That Part Goes Where?!?

Assembly required.

Those words have been dreaded by parents, especially during the holidays, for decades. Why? Because of troubles with directions.

assembly requiredAt one time or another, we all face putting something together while trying to follow incomprehensible directions. There’s an episode of the TV series Bones, “The Prince in the Plastic,” in which Angela is trying to put together a baby toy. The subplot follows how all these geniuses can’t understand the poorly written directions and can’t get the thing put together. She eventually has to take it back to the store and pay more money to have the toy put together than she paid for it!

Don’t get me wrong; writing directions well can be a challenge. Just sit down sometime and write, step-by-step, how to make a peanut butter and jelly sandwich. It is so easy to presume that the reader knows certain things: how to open the jars and that it requires two slices of bread. Now try to do that in a language that is not your native tongue. See the problem?

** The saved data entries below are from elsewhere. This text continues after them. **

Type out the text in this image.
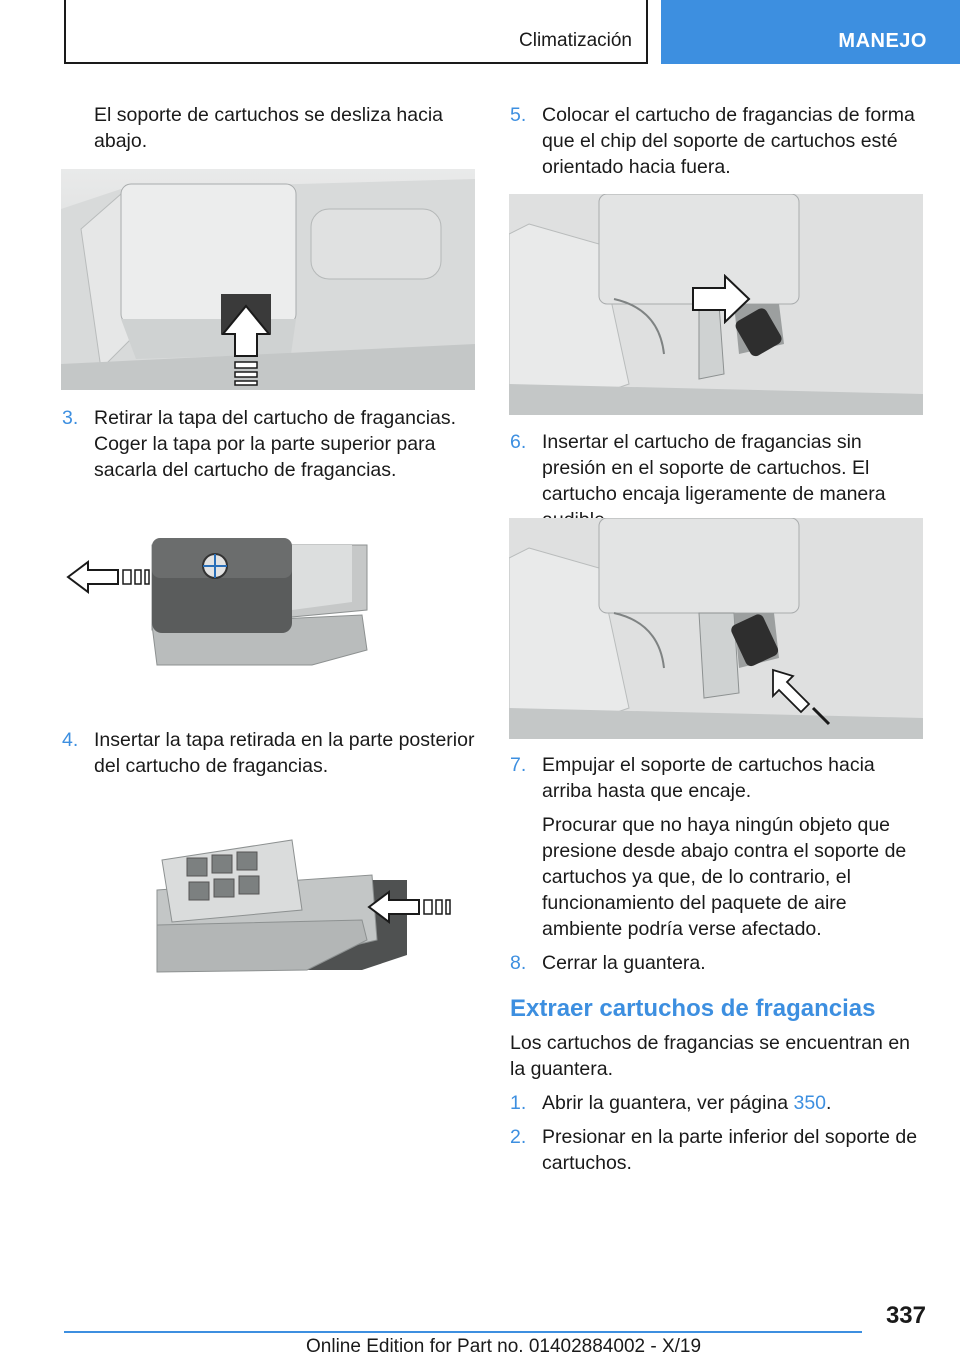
Climatización	MANEJO

El soporte de cartuchos se desliza hacia abajo.

3. Retirar la tapa del cartucho de fragancias. Coger la tapa por la parte superior para sacarla del cartucho de fragancias.
4. Insertar la tapa retirada en la parte posterior del cartucho de fragancias.
5. Colocar el cartucho de fragancias de forma que el chip del soporte de cartuchos esté orientado hacia fuera.
6. Insertar el cartucho de fragancias sin presión en el soporte de cartuchos. El cartucho encaja ligeramente de manera
7. Empujar el soporte de cartuchos hacia arriba hasta que encaje.
Procurar que no haya ningún objeto que presione desde abajo contra el soporte de cartuchos ya que, de lo contrario, el funcionamiento del paquete de aire ambiente podría verse afectado.
8. Cerrar la guantera.
Extraer cartuchos de fragancias

Los cartuchos de fragancias se encuentran en la guantera.

1. Abrir la guantera, ver página 350.
2. Presionar en la parte inferior del soporte de cartuchos.
337
Online Edition for Part no. 01402884002 - X/19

While helping my daughter assemble a toy (that had about a gazillion pieces) for her children this past holiday season, I encountered a new twist – picture only directions. That’s right; no writing.

“Great! You can’t misinterpret pictures,” we all think.

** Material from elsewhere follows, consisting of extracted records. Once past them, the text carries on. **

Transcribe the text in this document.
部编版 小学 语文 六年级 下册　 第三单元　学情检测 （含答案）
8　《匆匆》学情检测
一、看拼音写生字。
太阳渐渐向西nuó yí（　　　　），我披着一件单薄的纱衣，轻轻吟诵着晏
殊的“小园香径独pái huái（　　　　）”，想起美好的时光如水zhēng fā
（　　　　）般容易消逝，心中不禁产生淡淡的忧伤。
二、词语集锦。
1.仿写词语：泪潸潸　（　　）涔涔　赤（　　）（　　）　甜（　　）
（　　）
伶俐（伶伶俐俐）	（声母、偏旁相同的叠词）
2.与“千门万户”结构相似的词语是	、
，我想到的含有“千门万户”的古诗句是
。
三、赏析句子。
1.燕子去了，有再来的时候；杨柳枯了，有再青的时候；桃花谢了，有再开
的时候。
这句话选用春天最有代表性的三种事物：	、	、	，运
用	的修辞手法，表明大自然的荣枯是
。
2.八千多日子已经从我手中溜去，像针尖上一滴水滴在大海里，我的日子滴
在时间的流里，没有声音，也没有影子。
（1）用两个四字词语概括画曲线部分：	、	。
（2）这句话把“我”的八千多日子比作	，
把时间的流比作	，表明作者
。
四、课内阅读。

Wrong! What we found was that picture-only directions leave some information out, like which part goes where or what part the graphic actually represents. (The fact that parts for one section were spread throughout five different bags with no real logic to it didn’t help either.)

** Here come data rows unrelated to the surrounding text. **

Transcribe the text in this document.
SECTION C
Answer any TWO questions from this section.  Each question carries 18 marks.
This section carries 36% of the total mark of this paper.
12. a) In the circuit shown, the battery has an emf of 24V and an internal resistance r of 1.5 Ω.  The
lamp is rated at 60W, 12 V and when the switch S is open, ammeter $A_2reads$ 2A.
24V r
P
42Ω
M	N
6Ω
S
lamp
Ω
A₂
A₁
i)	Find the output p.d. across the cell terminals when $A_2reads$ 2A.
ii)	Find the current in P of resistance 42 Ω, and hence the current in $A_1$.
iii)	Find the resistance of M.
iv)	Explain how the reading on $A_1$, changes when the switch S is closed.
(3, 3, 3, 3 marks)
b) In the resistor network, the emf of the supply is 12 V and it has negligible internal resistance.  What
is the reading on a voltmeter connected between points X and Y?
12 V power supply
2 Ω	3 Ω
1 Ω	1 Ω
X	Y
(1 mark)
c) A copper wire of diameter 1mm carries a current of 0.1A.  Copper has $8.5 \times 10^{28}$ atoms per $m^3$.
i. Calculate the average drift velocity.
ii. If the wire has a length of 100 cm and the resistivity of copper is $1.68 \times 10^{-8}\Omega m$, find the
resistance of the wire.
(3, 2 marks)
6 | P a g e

And, yes, people can misinterpret images. I have a cousin who was driving along (she is not mechanically minded) and saw a light come on in her dash that looked to her like an erupting volcano. Thinking it was something dire, she immediately pulled over and called her husband. He explained that it just meant she was out of windshield washer fluid.

As I talk to my daughter throughout the year, I will remind her of the hour and a half it took the two of us to put one toy together, so she won’t buy more toys with thousands of pieces.

My motto: avoid anything that has the words “assembly required” attached to it!